Two other points of contact:

Cancer Council of Australia

Prostate Cancer Foundation of Australia


This writer has chosen to remain anonymous.

  1. A Zinc supplement might be of benefit here. “Zinc is the most important trace element involved in male sexual function.  A reduced zinc intake can produce reduced Testosterone levels.  Male hormone metabolism, sperm formation, and sperm motility are all associated with appropriate levels of zinc.
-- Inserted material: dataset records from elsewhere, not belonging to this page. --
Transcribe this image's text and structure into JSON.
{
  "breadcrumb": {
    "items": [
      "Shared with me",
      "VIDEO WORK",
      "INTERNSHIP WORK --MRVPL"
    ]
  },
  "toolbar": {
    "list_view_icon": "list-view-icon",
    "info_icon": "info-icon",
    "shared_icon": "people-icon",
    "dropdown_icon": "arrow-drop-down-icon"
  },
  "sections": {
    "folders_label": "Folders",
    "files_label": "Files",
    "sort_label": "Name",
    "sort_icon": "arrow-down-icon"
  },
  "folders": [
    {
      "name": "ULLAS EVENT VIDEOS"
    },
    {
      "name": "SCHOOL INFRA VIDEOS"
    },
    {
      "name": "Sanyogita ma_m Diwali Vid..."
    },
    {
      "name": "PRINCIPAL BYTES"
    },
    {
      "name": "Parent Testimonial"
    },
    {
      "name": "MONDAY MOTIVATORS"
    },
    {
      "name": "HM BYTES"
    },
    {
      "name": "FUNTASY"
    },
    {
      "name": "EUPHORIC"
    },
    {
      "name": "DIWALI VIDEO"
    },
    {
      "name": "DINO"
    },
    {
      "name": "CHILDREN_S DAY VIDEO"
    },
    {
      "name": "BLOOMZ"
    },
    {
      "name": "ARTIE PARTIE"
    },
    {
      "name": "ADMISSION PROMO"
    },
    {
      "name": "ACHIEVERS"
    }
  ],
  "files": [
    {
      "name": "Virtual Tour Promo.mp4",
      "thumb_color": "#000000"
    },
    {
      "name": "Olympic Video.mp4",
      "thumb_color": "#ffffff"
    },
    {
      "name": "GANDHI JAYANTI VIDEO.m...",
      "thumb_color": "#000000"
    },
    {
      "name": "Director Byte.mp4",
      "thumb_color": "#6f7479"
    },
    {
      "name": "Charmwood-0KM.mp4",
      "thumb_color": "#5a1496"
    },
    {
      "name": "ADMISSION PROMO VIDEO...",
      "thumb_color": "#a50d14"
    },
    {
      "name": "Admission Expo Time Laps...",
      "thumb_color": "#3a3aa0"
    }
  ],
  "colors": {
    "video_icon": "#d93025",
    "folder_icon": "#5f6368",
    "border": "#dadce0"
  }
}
The form of zinc used should be one that is easily absorbed, such as zinc citrate, gluconate, picolinate, acetate, or monomethionine.  The supplementation usually must take place for at least 12 weeks in order to achieve good results, and the dosage should be 30 to 45 milligrams daily.
    (Personal Health Lifestyles, Inc.  (2000).  “Zinc.” Healing With Nutrition [].

  2. last I read – given the evidence that most older men die With prostate cancer, not From prostate cancer – in other words – perhaps like basal cell carcinoma (BCC) skin cancer – prostate cancer tends to be so slow growing they die of something else rather than the cancer – in the US increasing numbers of men are choosing not to have the surgery

    a friend of mine had the op – and reported very unsatisfying results as described

    I have had prostatomegaly (enlarge prostate) for years – I’ve read probably most men over 50 have it – I get annual blood tests which check for various markers of prostate cancer – so far so good – so I won’t be having that operation unless there’s a real persuasive argument that I am likely to die soon unless I have it.